Ofelia propone salir de ese laberinto dejando de lado la actitud conservadora, y en el fondo derrotista, que consiste a defender un statu quo que la propia ciudadanía pone en tensión. Pide que la agenda del peronismo se radicalice y deje de tolerar lo inaceptable. En efecto, que un recibo de sueldo ya no alcance para salir de la pobreza, algo que debería ser inconcebible para un gobierno peronista, es además una bomba de tiempo contra el propio sistema democrático. La pasividad del Frente de Todos frente a esa realidad insostenible explica en parte el éxito electoral del terraplanismo de Milei.
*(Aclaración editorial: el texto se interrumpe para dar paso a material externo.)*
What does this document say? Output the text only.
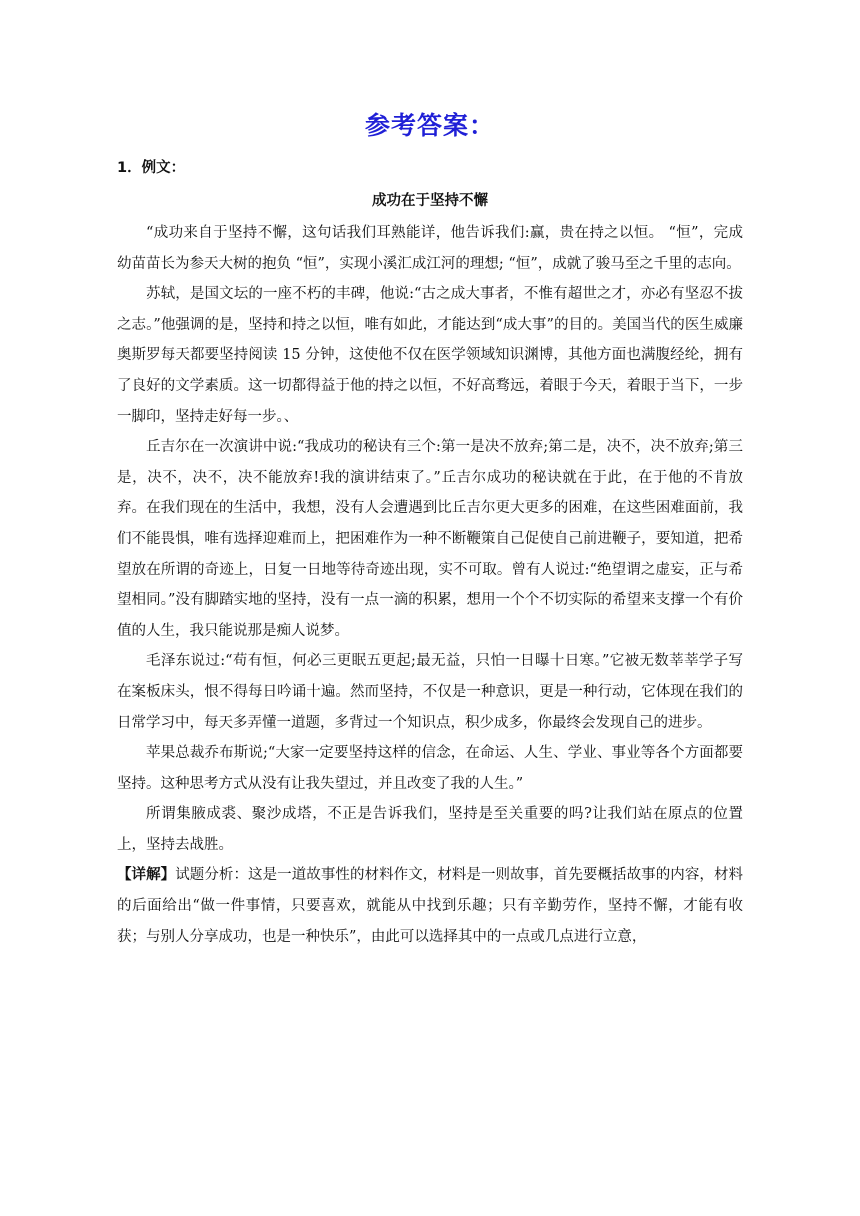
参考答案：
1．例文：
成功在于坚持不懈

“成功来自于坚持不懈，这句话我们耳熟能详，他告诉我们:赢，贵在持之以恒。 “恒”，完成幼苗苗长为参天大树的抱负 “恒”，实现小溪汇成江河的理想; “恒”，成就了骏马至之千里的志向。

苏轼，是国文坛的一座不朽的丰碑，他说:“古之成大事者，不惟有超世之才，亦必有坚忍不拔之志。”他强调的是，坚持和持之以恒，唯有如此，才能达到“成大事”的目的。美国当代的医生威廉奥斯罗每天都要坚持阅读 15 分钟，这使他不仅在医学领域知识渊博，其他方面也满腹经纶，拥有了良好的文学素质。这一切都得益于他的持之以恒，不好高骛远，着眼于今天，着眼于当下，一步一脚印，坚持走好每一步。、

丘吉尔在一次演讲中说:“我成功的秘诀有三个:第一是决不放弃;第二是，决不，决不放弃;第三是，决不，决不，决不能放弃!我的演讲结束了。”丘吉尔成功的秘诀就在于此，在于他的不肯放弃。在我们现在的生活中，我想，没有人会遭遇到比丘吉尔更大更多的困难，在这些困难面前，我们不能畏惧，唯有选择迎难而上，把困难作为一种不断鞭策自己促使自己前进鞭子，要知道，把希望放在所谓的奇迹上，日复一日地等待奇迹出现，实不可取。曾有人说过:“绝望谓之虚妄，正与希望相同。”没有脚踏实地的坚持，没有一点一滴的积累，想用一个个不切实际的希望来支撑一个有价值的人生，我只能说那是痴人说梦。

毛泽东说过:“苟有恒，何必三更眠五更起;最无益，只怕一日曝十日寒。”它被无数莘莘学子写在案板床头，恨不得每日吟诵十遍。然而坚持，不仅是一种意识，更是一种行动，它体现在我们的日常学习中，每天多弄懂一道题，多背过一个知识点，积少成多，你最终会发现自己的进步。

苹果总裁乔布斯说;“大家一定要坚持这样的信念，在命运、人生、学业、事业等各个方面都要坚持。这种思考方式从没有让我失望过，并且改变了我的人生。”

所谓集腋成裘、聚沙成塔，不正是告诉我们，坚持是至关重要的吗?让我们站在原点的位置上，坚持去战胜。

【详解】试题分析：这是一道故事性的材料作文，材料是一则故事，首先要概括故事的内容，材料的后面给出“做一件事情，只要喜欢，就能从中找到乐趣；只有辛勤劳作，坚持不懈，才能有收获；与别人分享成功，也是一种快乐”，由此可以选择其中的一点或几点进行立意，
Pensar su propio DNU consiste en preparar la vuelta sin miedo a radicalizar la agenda política para volver a transitar el ejercicio pleno e impaciente del poder. Dejar de lado los enunciados grandilocuentes sin consecuencias tangibles en la calidad de vida de las mayorías, que sólo las alejan de la política y, en última instancia, del juego democrático.

Descartar, al fin y al cabo, la tentación de la impotencia virtuosa.